IDEA WATCH JULY 2017
Print. Erase. Repeat.
By Prachi Patel
E-readers and tablets seem to be all the rage, but most people still find good-old-fashioned paper books hard to beat. A Pew Research Center survey found that 65 percent of Americans had read a print book in 2016, as opposed to 28 percent who had read an e-book. However, our paper habit takes a toll on the environment.
A rewritable paper made by researchers at the University of California, Riverside, could help.

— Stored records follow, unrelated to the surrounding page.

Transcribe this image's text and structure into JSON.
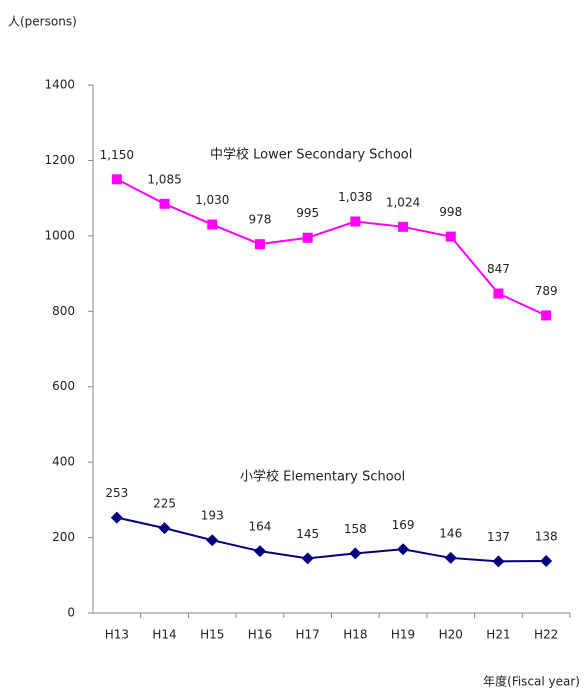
{
  "chart_data": {
    "type": "line",
    "y_axis_label": "人(persons)",
    "x_axis_label": "年度(Fiscal year)",
    "categories": [
      "H13",
      "H14",
      "H15",
      "H16",
      "H17",
      "H18",
      "H19",
      "H20",
      "H21",
      "H22"
    ],
    "series": [
      {
        "name": "中学校 Lower Secondary School",
        "color": "#ff00ff",
        "marker": "square",
        "values": [
          1150,
          1085,
          1030,
          978,
          995,
          1038,
          1024,
          998,
          847,
          789
        ],
        "value_labels": [
          "1,150",
          "1,085",
          "1,030",
          "978",
          "995",
          "1,038",
          "1,024",
          "998",
          "847",
          "789"
        ]
      },
      {
        "name": "小学校 Elementary School",
        "color": "#000080",
        "marker": "diamond",
        "values": [
          253,
          225,
          193,
          164,
          145,
          158,
          169,
          146,
          137,
          138
        ]
      }
    ],
    "ylim": [
      0,
      1400
    ],
    "yticks": [
      0,
      200,
      400,
      600,
      800,
      1000,
      1200,
      1400
    ],
    "grid": false
  }
}
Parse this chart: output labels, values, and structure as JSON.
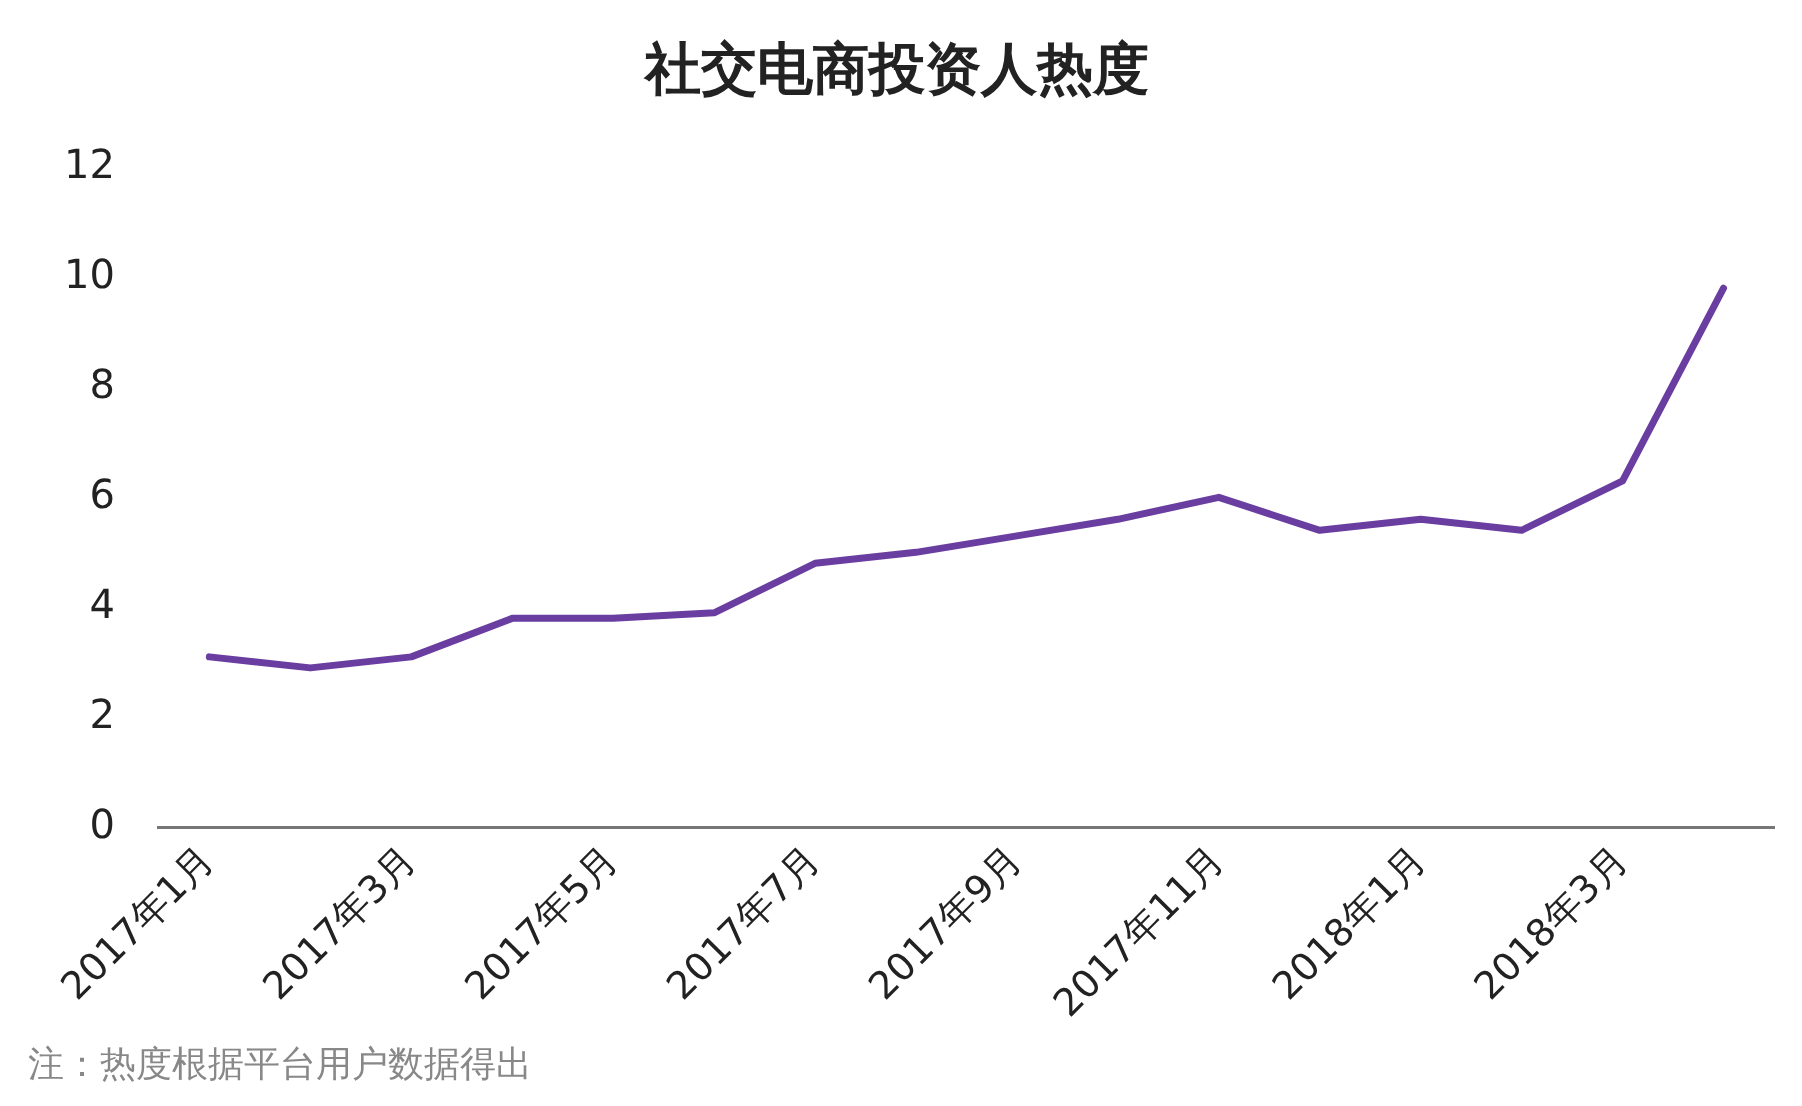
{
  "chart_data": {
    "type": "line",
    "title": "社交电商投资人热度",
    "categories": [
      "2017年1月",
      null,
      "2017年3月",
      null,
      "2017年5月",
      null,
      "2017年7月",
      null,
      "2017年9月",
      null,
      "2017年11月",
      null,
      "2018年1月",
      null,
      "2018年3月",
      null
    ],
    "series": [
      {
        "color": "#6a3ea1",
        "values": [
          3.1,
          2.9,
          3.1,
          3.8,
          3.8,
          3.9,
          4.8,
          5.0,
          5.3,
          5.6,
          6.0,
          5.4,
          5.6,
          5.4,
          6.3,
          9.8
        ]
      }
    ],
    "ylim": [
      0,
      12
    ],
    "yticks": [
      0,
      2,
      4,
      6,
      8,
      10,
      12
    ],
    "grid": false,
    "legend": false,
    "marker": "none",
    "line_style": "solid",
    "annotations": [
      "注：热度根据平台用户数据得出"
    ]
  }
}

The researchers “print” the paper using ultraviolet light instead of ink, and the text stays legible for five days before fading away. “You wouldn’t want to use it for writing contracts,” says chemist Yadong Yin, who led the work. “But it would be ideal for things like newspapers and posters.” The paper can be reused 80 times and could be recycled after that, he says.
Conventional paper costs pennies but leaves a huge footprint. About 4 billion trees are cut every year to make paper or cardboard, using a process that consumes immense amounts of electricity and water. The paper and pulp industry is the world’s fifth-largest energy consumer. It uses the most water per ton of product and is a major polluter. Even paper recycling pollutes
Yin and his colleagues set out to crack the code of low-cost, low-toxicity reprintable paper. They coated conventional paper with nanoparticles of two commonly used materials: the compound titanium dioxide, which is used in sunscreens and makeup, and the paint pigment Prussian blue.
The paper starts out entirely blue. Placed under ultraviolet light, the titanium dioxide particles get excited and produce electrons that they donate to the neighboring Prussian blue particles. This makes the blue pigment lose its color and turn white. Over time, oxygen from the air absorbs the extra electrons, changing the pigment back to blue. Heating the paper to 120 degrees Celsius speeds up the process and erases the paper in ten minutes.
To “print” on the paper as a proof of concept, the researchers used a rudimentary process involving masking. They inkjet-printed text with black ink onto a transparent sheet, which acted like a mask when they shined UV light through it. Parts of the rewriteable paper under the black ink remained blue, while the surrounding areas turned white.
For commercial printing without a mask, a UV laser could be used to scan the paper surface on areas that need to remain white, Yin says. This would work similarly to the way today’s laser printers do.
The researchers report that they can print patterns at incredibly high resolution—as small as 10 micrometers, or ten times smaller than our eyes can see. And as for cost, their coated paper should be comparable to regular paper. Both titanium dioxide and Prussian blue can be produced by the ton and are inexpensive. In fact, titanium dioxide is already used to make bright white paper, Yin says.
The team is now thinking about how to make a commercially viable printing technique and multi-colored paper.